Changes from blue to amber when exhausted
Anion single bed color changing DI Resin is great for people that want to be more efficient with their deionization resin usage. Single bed resins do require the use of a cation and anion resin followed by a mixed bed resin, but produce much better results and are much more efficient.
Reverse osmosis system can remove up to 99% of contaminants from your water, however, they can remove 100% which is the overall goal for reef tank water. That is where deionization (DI) resin comes into play, by taking place as the last “filter” of a RODI system after the membrane. DI resin is ionically charged as either a cation (+) or anion (-) to exchange hydrogen or hydroxide molecules for contaminants like phosphate, silica, nitrate, sulfate, aluminum, iron, calcium, etc allowing you to achieve 0 TDS water for your aquarium and help eliminate any possible water quality issues. You may or may not know that there are multiple types of DI resin available from mixed bed to single bed resin that you can use depending on what the specific goal is for your water and what is in the water after the RO membrane.
Mixed or single bed
Single bed DI resins come in many different flavors, but at heart only contain a single cation or anion that makes up the entire media bed. Single bed resins are commonly used in household water softeners and other applications that require either the positive or negative ion to be removed and exchanged for hydrogen or hydroxide ions. The concentration of a single bed lets you focus on specific issues that you may have with your water without wasting extra resin like a mixed bed resin. Mixed bed resins contain both cations and anions in a single bed of media that will remove both positively and negatively charged ions from the water column. Mixed beds are very common in the residential RODI system that is used for reef tanks and other types of aquariums since they are ways to use, but when it comes to efficiency and cost savings, single bed systems are the clear winners.
Cation or Anion
- Cation= Positive Charge
- Anion= Negative Charge
Choosing a single or mixed bed resin can be hard especially if you do not know exactly what is in your water or how a RO membrane will filter it. In most cases, you can use either the cation or anion mixed bed resins but may notice that a TDS meter is showing that the resin is exhausted before the color has changed completely. That is more than likely due to an excess of the opposite type of iron in your water when compared to the color-changing dye used in that resin. If this is happening to you, changing to a resin with an opposite indicating dye of your current will help with visual monitoring as it becomes exhausted.

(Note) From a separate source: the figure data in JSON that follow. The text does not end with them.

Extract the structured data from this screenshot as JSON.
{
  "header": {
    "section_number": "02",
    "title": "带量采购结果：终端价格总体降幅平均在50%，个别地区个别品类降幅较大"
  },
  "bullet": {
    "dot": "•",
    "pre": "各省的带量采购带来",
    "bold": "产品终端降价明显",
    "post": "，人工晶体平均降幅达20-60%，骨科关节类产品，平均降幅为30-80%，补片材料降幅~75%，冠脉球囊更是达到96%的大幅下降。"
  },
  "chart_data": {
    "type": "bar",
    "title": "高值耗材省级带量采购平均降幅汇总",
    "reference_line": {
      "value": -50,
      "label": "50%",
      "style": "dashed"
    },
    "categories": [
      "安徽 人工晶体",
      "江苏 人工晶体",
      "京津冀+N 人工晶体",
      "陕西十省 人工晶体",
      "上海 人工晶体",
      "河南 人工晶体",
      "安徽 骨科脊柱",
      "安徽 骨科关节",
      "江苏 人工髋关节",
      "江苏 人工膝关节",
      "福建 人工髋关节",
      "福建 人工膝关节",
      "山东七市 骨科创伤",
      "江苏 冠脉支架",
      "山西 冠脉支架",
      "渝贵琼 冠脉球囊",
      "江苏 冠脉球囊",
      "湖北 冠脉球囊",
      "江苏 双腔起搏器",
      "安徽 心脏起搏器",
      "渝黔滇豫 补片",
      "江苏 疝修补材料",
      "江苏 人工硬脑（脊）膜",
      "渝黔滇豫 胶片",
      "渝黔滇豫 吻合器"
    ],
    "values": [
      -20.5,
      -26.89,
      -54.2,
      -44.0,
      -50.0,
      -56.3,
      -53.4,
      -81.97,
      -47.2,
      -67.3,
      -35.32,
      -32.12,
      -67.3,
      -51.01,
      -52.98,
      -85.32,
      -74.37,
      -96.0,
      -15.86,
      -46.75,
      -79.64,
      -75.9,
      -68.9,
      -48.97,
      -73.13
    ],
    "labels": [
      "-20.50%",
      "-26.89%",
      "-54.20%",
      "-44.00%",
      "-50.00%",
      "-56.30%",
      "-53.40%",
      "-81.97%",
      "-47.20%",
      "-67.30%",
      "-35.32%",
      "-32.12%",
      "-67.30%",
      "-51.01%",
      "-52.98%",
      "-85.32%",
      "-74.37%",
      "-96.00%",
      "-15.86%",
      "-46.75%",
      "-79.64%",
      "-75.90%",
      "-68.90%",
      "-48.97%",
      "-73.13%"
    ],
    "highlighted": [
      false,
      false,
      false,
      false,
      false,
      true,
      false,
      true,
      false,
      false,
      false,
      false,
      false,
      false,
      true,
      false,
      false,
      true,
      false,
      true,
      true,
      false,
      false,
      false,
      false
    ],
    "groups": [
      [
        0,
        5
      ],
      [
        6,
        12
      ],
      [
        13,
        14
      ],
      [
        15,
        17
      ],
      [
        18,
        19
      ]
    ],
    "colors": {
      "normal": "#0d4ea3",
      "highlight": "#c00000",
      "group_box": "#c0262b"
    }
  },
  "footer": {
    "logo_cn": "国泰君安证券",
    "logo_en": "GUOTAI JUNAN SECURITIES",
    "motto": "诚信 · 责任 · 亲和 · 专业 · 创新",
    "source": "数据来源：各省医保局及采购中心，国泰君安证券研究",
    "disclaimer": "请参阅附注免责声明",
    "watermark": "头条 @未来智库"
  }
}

A majority of Di resin has color-changing indications that will change to a light amber color as the resin becomes exhausted. The dye is simply a pH indicator that is stable at high or low pH levels but will become translucent as the pH of the resin becomes neutral and the resin becomes exhausted. With single bed resins, there are some instances where your water may have a high or low pH and can cause the color indicating dye to not become translucent, and that is why it is imperative to use a TDS or conductivity meter to know exactly when your resin is exhausted.
- High pH water may interface with the indicating dye contained in anion (blue) single bed resin
- Low pH water may interface with the indicating dye contained in cation (purple) single bed resin.
To get maximum life from your DI resin please takes the following steps
- Ensure the optimal operation of your RO membrane. The higher your membranes rejection rate the fewer TDS your product water will contain resulting in longer-lasting resin. The best way to keep the membrane rejection rate up is to monitor and change your prefilters appropriately as well as maintain at least 50psi going into the membrane.
- Ensure the resin is packed in the cartridge securely. The resin should be packed very tightly. When squeezed, there should be almost no flex to the cartridge
- The initial couple minutes of water from your RO membrane will always be high, this is commonly referred to as TDS creep. Diverting the first few minutes of water down the drain can often greatly reduce DI resin consumption.
Maintain a low level of carbon dioxide in your water supply. Excess carbon dioxide will deplete DI resin quickly. If you are depleting resin quickly and have already addressed the two options above, excess carbon dioxide is the likely culprit. You have two choices:
- Collect the water coming from your RO system in a large container, add a powerhead or airstone, and allow the CO2 to gas off. Then pump the water through your DI resin
- Skip all that mess and just buy resin in bulk.